Dark data is defined as information gathered by a company which falls outside of its day-to-day operation. Dark data is often referred to as data that people hoard as they think it may be useful one day.  The term ‘dark data’ can also be applied to information which is stored upon a device which is no longer in use or inaccessible.

Some examples of dark data include – server log files that highlight website visitor behaviour, customer call detail records that indicate consumer feedback and mobile geolocation data which reveals traffic patterns to enable business planning. If harnessed correctly, this abundance of seemingly superfluous information can be used to drive internal revenue streams. However, bringing old data to light isn’t without risk.
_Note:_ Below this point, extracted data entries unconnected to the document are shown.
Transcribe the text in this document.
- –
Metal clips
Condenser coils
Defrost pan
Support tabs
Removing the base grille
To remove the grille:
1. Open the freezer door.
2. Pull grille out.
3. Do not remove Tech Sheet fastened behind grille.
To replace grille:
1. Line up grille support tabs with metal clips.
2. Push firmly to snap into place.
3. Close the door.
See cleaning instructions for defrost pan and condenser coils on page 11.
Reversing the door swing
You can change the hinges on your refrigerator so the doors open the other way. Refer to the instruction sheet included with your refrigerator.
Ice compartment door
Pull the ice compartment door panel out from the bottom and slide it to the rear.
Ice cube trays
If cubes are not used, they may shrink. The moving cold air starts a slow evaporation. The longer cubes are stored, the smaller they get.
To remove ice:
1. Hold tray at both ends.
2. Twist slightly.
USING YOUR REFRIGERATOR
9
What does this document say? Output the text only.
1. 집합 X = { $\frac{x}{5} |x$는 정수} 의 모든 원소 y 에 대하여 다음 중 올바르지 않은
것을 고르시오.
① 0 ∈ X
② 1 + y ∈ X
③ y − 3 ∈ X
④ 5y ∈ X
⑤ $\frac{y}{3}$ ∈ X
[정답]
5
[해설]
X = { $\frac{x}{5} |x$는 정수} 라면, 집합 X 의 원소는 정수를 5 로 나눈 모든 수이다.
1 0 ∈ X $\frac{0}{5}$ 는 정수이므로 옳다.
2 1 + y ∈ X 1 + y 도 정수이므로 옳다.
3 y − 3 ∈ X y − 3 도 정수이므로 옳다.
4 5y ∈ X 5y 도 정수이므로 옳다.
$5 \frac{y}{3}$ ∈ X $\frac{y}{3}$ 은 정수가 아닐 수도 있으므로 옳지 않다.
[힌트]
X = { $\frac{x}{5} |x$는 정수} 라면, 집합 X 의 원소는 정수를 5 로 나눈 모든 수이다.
Large amounts of data that is not visible to data administrators so therefore exists primarily in personal files whose content is managed directly by individuals rather than by any corporate applications. It raises the question of quality. Rehashing old information for research or publication purposes, especially if it’s gleaned from the internet, is potentially problematic as very often the information source isn’t known, rendering its verification impossible.

Often when dark data is brought to light, the original meaning can frequently be lost in translation. This may cause possible compliance issues upon future publication. And what is to stop private or confidential information being copied into spreadsheets unwittingly?  So the compliance issue is raised once again. The problem is dark data is very often created using logic which was only designed to be understood by its creator – a simple misunderstanding a long way down the line could be very damaging.

It’s gradually being recognised that dark data is a potential source of great peril as well as value, so much so, financial regulators are reportedly becoming more aware and concerned about the risk inherent in spreadsheet models. Sooner, rather than later, regulators such as Enterprise Information Management (EIM) will have no choice but to confront the prevalence of sleeping data which is best left to lie.